No, no quería que llamase al médico, la asustaba verse rodeada de batas blancas que la juzgaran. El móvil cayó en el suelo a varios metros de ellos y la batería saltó.
Su peso y la adrenalina que le corría por las venas tuvieron la fuerza necesaria para mantener a Will anclado al sofá.
Él también estaba sucio. ¡Todo estaba sucio!
El teléfono fijo empezó a sonar, convirtiéndose en la gota que colmó el vaso.
Gritó.

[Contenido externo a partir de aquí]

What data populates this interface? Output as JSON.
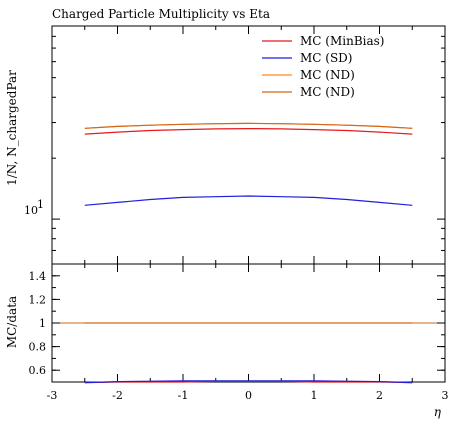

Con las manos en la cabeza, gritó todo lo fuerte que sus pulmones se lo permitieron. Agarraba su pelo con fuerzas y de su frente caían gotas de sudor frío.
El contestador saltó y Albert Cohen, compañero universitario, se preguntaba si Emma seguía acordándose de él y si le gustaría que se vieran un día para hablar.
Lo único que ella oía eran sus propios gritos. El sentimiento de suciedad no había sido tan fuerte desde el accidente en la granja hace tantos años.
Empezaba a temblar y cambiar de color. Ya ni siquiera paraba a respirar. Había perdido la capacidad de entender su entorno, incluso su cuerpo que se desplazaba al baño y que con ayuda consiguió entrar en el plato de ducha. Poco después caía agua sobre ella, llevándose parte de la suciedad que la cubría conforme pasaba por su cuerpo.
Recibió vagamente una orden de que respirase. Intentó cumplirla pero era incapaz de hacer otra cosa que gritar. El cuerpo le pedía oxígeno y ella era incapaz de abastecerle con el suficiente.
Sólo encontró una forma de todo acabase.
Se dejó a sí misma perder la conciencia hasta que todo pasase.